Last week, most but not all posts on Verfassungsblog were, unsurprisingly, about Brexit. Another creative proposal on how the EU and the UK could solve the dilemma of the Northern Ireland backstop was presented last week by GIORGIO SACERDOTI and NIALL MORAN after Joseph Weiler, Daniel Sarmiento and Jonathan Faull as well as Kalypso Nicolaidis. If no-deal Brexit actually occurs, it won’t be our fault. Nobody can say we didn’t try.

DAGMAR SCHIEK investigates the possibilities of the EU to hold Boris Johnson as “rogue PM” at bay while the UK is still a member state.

JOELLE GROGAN analyses the UK Supreme Court ruling on prorogation of Parliament. (It’s seems to be ages ago, doesn’t it, but it’s really just been a week!)

RALF MICHAELS takes issue with Emanuel Towfigh’s law-and-economics defense of the rationality behind Boris Johnson’s “Game of Chicken”.

In matters non-Brexit: MARK TUSHNET explains what can be expected from an impeachment case against US President Trump from a comparative constitutionalist perspective.

ALI YILDIZ examines how the Turkish government dealt with constitutional and international individual rights under the state of emergency.

ANDREAS FISCHER-LESCANO warns against the right-wing penetration of legal discourse in Germany.

EROL POHLREICH critically examines the verdict of the Berlin Regional Court on the insultability of the Green politician Renate Künast from the point of view of freedom of opinion.

In Latvia, the Constitutional Court has opened a case on the constitutionality of school reform in terms of Russian minority rights. KIRYL KASCIAN has little hope that the lawsuit will be successful, given the Court’s case law.

Our online symposium this week, organised together with Christian Boulanger and “Law in Context”/Humboldt University, deals with autonomous software agents and GUNTHER TEUBNER’s proposal to regard them as legal entities – critically discussed by MARIETTA AUER, ALFONS BORA, CATRIN MISSELHORN and JAN-ERIK SCHIRMER.

Elsewhere

I’ll be brief, this editorial is already way too long.

RORY O’CONNELL finds Boris Johnson’s Northern Ireland proposal to the EU very worrying from the point of view of the Good Friday Agreement and peace on the Irish island.

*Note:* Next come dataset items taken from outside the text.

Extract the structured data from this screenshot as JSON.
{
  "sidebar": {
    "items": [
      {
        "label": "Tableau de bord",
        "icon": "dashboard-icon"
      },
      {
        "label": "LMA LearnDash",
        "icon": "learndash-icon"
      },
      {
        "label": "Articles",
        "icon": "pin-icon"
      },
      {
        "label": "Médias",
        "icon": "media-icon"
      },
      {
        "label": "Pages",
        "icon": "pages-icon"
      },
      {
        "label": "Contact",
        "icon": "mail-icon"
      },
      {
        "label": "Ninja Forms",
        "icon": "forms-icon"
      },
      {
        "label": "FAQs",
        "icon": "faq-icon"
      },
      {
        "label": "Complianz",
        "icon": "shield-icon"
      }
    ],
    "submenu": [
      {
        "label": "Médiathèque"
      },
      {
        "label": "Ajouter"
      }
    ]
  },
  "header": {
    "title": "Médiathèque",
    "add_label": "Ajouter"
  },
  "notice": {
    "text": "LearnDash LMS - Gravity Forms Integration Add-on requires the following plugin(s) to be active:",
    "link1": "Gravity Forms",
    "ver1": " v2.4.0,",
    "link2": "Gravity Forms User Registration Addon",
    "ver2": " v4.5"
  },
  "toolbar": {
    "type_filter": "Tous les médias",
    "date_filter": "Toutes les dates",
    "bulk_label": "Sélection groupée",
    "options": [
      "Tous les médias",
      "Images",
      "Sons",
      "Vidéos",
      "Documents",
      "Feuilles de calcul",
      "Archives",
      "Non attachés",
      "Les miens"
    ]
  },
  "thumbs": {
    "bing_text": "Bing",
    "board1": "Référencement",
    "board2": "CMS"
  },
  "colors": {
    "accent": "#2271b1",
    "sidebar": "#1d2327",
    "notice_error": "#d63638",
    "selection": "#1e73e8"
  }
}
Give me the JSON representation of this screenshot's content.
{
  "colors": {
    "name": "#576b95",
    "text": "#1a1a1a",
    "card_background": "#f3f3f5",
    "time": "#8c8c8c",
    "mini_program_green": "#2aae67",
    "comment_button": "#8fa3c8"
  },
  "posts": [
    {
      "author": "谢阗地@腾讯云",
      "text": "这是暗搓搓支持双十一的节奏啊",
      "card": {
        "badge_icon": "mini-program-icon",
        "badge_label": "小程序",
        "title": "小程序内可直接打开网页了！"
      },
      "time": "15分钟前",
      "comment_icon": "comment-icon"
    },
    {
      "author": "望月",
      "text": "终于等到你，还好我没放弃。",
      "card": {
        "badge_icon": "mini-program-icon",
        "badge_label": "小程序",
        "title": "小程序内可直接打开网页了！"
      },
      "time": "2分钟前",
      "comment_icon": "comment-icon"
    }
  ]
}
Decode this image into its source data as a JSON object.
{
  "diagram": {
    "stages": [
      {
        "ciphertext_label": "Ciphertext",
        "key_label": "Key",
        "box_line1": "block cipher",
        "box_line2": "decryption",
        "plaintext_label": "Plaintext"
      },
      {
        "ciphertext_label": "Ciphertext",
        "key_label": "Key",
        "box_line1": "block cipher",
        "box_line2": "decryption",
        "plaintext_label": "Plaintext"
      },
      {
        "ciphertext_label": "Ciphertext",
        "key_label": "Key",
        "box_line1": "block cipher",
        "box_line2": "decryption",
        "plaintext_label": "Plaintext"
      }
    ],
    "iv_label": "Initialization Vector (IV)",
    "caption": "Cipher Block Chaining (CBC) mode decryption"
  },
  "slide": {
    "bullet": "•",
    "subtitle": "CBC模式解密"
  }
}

ROBERT HAZELL warns that a renewed prorogation of the British Parliament would put the Queen in an embarrassing position.

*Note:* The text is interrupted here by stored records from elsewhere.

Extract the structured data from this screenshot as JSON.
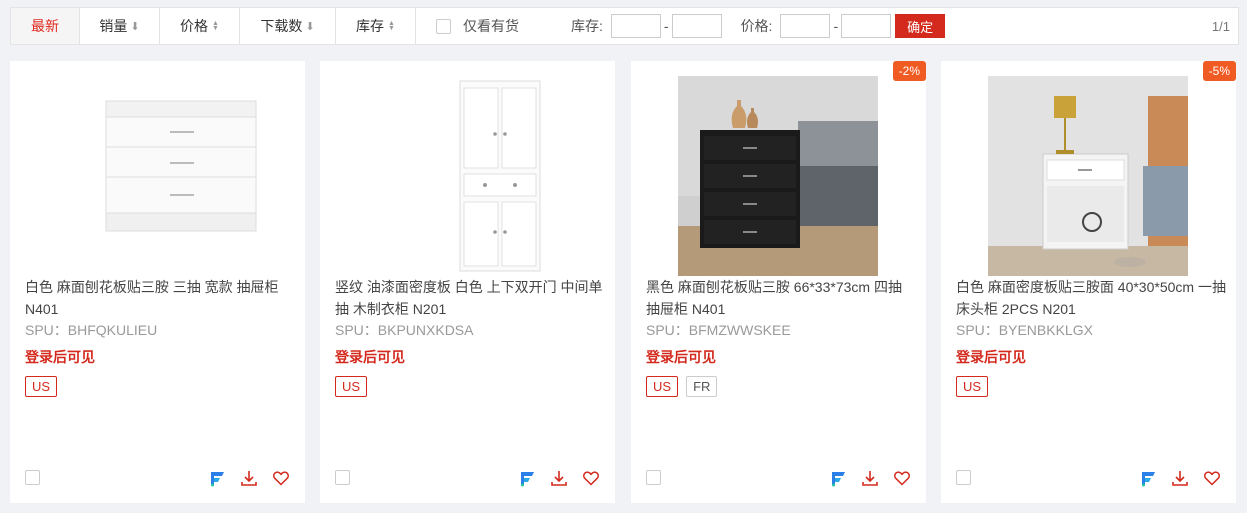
{
  "toolbar": {
    "sorts": [
      {
        "label": "最新",
        "arrow": ""
      },
      {
        "label": "销量",
        "arrow": "⬇"
      },
      {
        "label": "价格",
        "arrow": "updown"
      },
      {
        "label": "下载数",
        "arrow": "⬇"
      },
      {
        "label": "库存",
        "arrow": "updown"
      }
    ],
    "in_stock_label": "仅看有货",
    "stock_label": "库存:",
    "price_label": "价格:",
    "range_sep": "-",
    "confirm_label": "确定",
    "pager": "1/1"
  },
  "colors": {
    "accent": "#d42a1e",
    "discount": "#f05a23"
  },
  "products": [
    {
      "title": "白色 麻面刨花板贴三胺 三抽 宽款 抽屉柜 N401",
      "spu": "SPU：BHFQKULIEU",
      "price_note": "登录后可见",
      "tags": [
        "US"
      ],
      "discount": "",
      "image": "white-3-drawer-chest"
    },
    {
      "title": "竖纹 油漆面密度板 白色 上下双开门 中间单抽 木制衣柜 N201",
      "spu": "SPU：BKPUNXKDSA",
      "price_note": "登录后可见",
      "tags": [
        "US"
      ],
      "discount": "",
      "image": "white-tall-cabinet"
    },
    {
      "title": "黑色 麻面刨花板贴三胺 66*33*73cm 四抽 抽屉柜 N401",
      "spu": "SPU：BFMZWWSKEE",
      "price_note": "登录后可见",
      "tags": [
        "US",
        "FR"
      ],
      "discount": "-2%",
      "image": "black-4-drawer-chest"
    },
    {
      "title": "白色 麻面密度板贴三胺面 40*30*50cm 一抽 床头柜 2PCS N201",
      "spu": "SPU：BYENBKKLGX",
      "price_note": "登录后可见",
      "tags": [
        "US"
      ],
      "discount": "-5%",
      "image": "white-nightstand"
    }
  ]
}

ROBERT BASEDOW believes that the ECJ could end up with the last word on a hard Brexit.

ALAN S. REID compares the British Parliament, awakened from its prorogation sleep, with Bobby Ewing from Dallas taking a shower (don’t worry if that doesn’t mean anything to you: it’s a generational thing).

JOSÉ TUDELA ARANDA explains the current constitutional power struggle between president and parliament in Peru, and GABRIEL LEONARDO NEGRETTO calls for new elections as a way to resolve it.

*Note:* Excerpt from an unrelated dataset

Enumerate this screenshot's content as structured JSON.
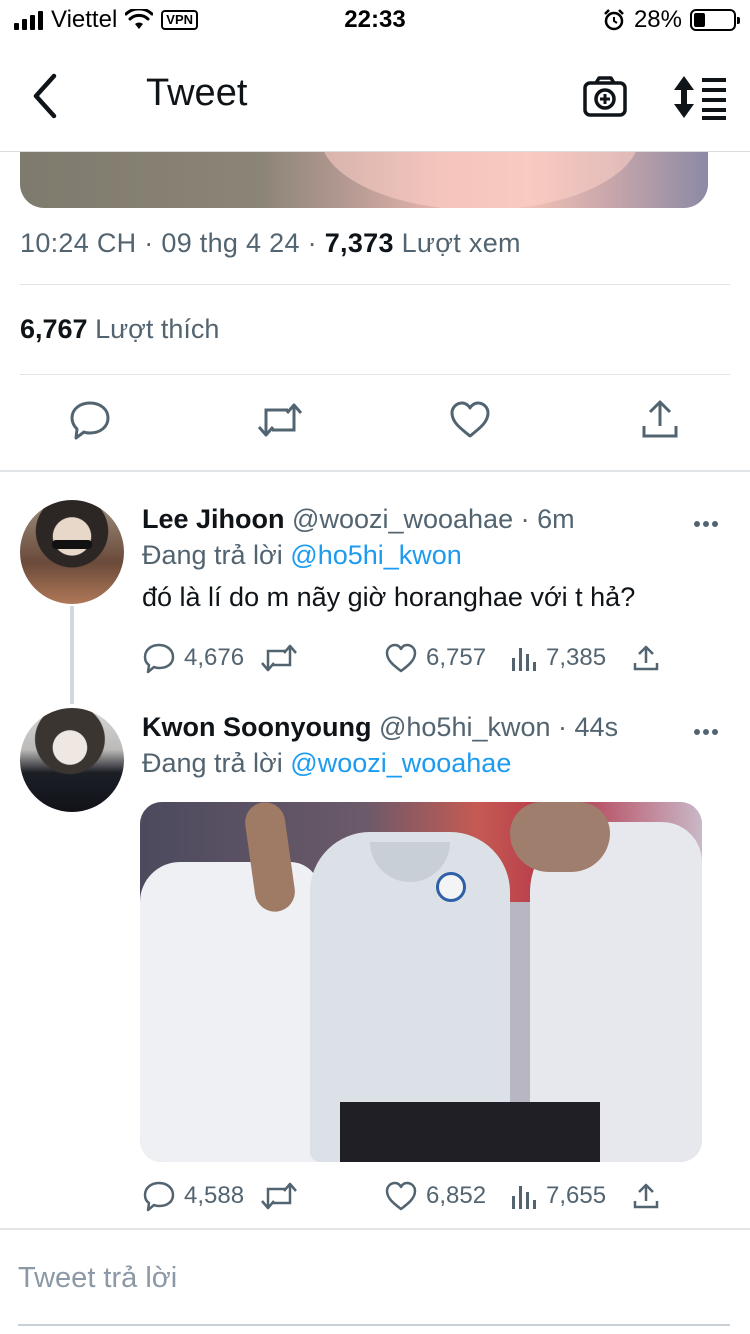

MARY McCORD sees right-wing militias in the USA preparing for civil war in the event of an impeachment of Trump.

So much for this week. All the best and even better if you support us on Steady!

Max Steinbeis


2 Comments

  1. Sylvia Kaufhold Sun 6 Oct 2019 at 14:59 - Reply

    I think that hard Brexit is now inevitable and even Remainers should dare it.

    Brexit now is risky for UK but it is also a big chance for the EU. It ist the only way to find out whether the EU is, under the leadership of Ursula von der Leyen and without a traditionally problematic member state, reformable or not.

    If it is, UK will be back in a few years and accomplish the European dream, voluntary and slowly, together with the other member states.

    If it is not, UK will be watching EUs full collapse and be very happy having already left it.

  2. Citizen Mon 7 Oct 2019 at 11:35 - Reply

    “Instead of settling these matters before, under the veil of ignorance, they were tackled only afterwards, if at all, when all answers inevitably appear as an attempt to manipulate the outcome in one direction or another.”

    Following is taken from the book “Through the Looking Glass” by Lewis Carroll:

    “I’m sure Mine only works one way”, Alice remarked. “I can’t remember things before they happen.

    “It’s a poor sort of memory that only works backwards,” the Queen remarked.

    “What sort of things do YOU remember best?” Alice ventured to ask.